Turning magnetic resonance inside out

People undergoing magnetic resonance imaging (MRI) scans must remain within the coils of the scanner’s electromagnet. Otherwise, the patient isn’t in a magnetic field uniform enough to give a good image. Unfortunately, patients often find this situation uncomfortable.

Maybe there’s a better way, say Carlos A. Meriles, Alexander Pines, and their colleagues at Lawrence Berkeley (Calif.) National Laboratory and the University of California, Berkeley.

These researchers have developed a means for recovering useful magnetic resonance signals from materials within a nonuniform magnetic field. The method, described in the July 6 Science, may benefit both medical imaging and the widely used chemical-analysis technique known as nuclear magnetic resonance (NMR) spectroscopy, Meriles says.

Ultimately, it may enable doctors, scientists, and others to analyze samples placed beside a magnetic coil, not in it.
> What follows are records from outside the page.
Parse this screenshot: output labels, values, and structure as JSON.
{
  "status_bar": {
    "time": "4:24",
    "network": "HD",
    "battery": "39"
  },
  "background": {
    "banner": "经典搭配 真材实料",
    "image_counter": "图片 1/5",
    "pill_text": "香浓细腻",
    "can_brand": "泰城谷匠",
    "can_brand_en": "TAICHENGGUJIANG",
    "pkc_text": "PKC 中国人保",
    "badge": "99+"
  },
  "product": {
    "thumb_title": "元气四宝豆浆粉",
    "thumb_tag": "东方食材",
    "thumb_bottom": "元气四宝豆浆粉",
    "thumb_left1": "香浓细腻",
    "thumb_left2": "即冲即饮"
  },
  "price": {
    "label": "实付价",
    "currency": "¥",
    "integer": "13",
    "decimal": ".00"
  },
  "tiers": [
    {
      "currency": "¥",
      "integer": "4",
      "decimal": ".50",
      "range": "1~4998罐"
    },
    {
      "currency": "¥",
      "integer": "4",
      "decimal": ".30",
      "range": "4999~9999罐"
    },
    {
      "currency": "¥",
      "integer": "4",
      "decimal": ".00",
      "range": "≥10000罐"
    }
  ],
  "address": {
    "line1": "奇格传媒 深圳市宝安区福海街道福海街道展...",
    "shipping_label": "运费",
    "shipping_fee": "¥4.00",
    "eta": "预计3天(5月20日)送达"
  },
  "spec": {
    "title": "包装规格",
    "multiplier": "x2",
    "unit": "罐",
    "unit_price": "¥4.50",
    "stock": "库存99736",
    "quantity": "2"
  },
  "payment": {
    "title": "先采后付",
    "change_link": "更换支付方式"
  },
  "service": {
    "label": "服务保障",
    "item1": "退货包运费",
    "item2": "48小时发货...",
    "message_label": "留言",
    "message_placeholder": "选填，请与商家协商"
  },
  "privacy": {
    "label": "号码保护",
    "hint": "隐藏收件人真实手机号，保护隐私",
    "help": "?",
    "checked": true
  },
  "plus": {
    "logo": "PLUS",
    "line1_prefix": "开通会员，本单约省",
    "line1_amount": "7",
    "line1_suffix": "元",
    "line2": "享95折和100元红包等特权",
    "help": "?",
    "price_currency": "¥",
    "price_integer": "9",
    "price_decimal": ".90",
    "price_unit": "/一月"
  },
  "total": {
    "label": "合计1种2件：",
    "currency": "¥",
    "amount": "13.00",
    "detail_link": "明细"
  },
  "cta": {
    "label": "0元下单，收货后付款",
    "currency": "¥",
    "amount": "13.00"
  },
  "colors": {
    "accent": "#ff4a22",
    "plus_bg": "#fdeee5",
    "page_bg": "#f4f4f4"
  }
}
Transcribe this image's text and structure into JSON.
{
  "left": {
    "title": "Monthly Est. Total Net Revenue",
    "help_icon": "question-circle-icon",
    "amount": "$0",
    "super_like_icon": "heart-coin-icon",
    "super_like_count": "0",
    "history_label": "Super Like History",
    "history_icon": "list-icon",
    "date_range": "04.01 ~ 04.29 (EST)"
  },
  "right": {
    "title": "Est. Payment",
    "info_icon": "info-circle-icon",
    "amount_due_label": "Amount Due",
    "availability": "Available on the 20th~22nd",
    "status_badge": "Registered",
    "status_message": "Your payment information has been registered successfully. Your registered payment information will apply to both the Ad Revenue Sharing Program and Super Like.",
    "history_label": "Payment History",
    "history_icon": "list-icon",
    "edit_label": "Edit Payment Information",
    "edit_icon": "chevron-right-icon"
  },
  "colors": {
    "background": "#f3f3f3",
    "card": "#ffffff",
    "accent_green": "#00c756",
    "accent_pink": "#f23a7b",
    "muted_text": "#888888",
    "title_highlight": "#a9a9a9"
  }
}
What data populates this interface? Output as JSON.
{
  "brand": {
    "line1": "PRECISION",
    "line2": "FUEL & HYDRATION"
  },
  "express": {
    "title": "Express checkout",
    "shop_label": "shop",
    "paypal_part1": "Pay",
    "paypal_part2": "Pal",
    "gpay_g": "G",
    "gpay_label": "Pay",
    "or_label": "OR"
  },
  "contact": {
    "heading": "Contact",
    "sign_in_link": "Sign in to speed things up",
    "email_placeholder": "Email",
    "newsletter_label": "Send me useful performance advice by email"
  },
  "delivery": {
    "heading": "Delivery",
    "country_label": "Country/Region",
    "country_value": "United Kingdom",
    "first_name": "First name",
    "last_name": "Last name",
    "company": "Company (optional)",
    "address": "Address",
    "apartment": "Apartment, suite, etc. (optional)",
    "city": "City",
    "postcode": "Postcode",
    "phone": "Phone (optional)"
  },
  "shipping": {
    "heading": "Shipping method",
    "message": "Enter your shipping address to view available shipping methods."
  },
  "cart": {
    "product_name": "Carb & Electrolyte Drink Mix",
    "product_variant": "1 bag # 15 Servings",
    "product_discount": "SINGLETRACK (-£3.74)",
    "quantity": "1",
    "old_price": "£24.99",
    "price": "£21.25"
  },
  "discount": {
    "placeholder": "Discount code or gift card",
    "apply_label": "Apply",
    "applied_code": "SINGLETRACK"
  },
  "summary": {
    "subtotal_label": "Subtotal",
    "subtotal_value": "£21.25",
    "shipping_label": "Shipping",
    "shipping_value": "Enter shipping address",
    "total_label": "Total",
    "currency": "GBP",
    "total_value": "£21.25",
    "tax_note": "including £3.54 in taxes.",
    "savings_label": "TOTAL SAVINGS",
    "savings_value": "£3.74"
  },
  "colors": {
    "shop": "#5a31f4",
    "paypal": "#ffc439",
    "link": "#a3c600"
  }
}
For patients, that could translate into a less claustrophobic experience.

Both MRI and NMR depend on the spin of atomic nuclei, a property that makes those nuclei act like tiny bar magnets. In a magnetic field, the nuclear spins line up either with or against the field.

Today’s magnetic-resonance devices use a uniform field and also transmit radio pulses at the sample or person inside. The pulses knock out of alignment some nuclear spins, which then wobble and emit informative radio echoes.

For example, researchers can easily discern atoms’ identities from those radio responses. Moreover, slight variations from atoms’ signature frequencies reveal interatomic bonding patterns.

Rather than relying on a constant magnetic field, the Berkeley scientists created a field that decreased from one end of the sample to the other, as though the sample were outside the scanner. They also varied the radio pulses beamed into the sample in a way that compensates for the field’s decline.

By zapping the chemical trans-2-pentenal with those pulses, the team found it could detect the molecule’s atoms and bonds nearly as well in the nonuniform field as in a uniform one. This result gives the researchers confidence that their method may offer an alternative to the wraparound scanner.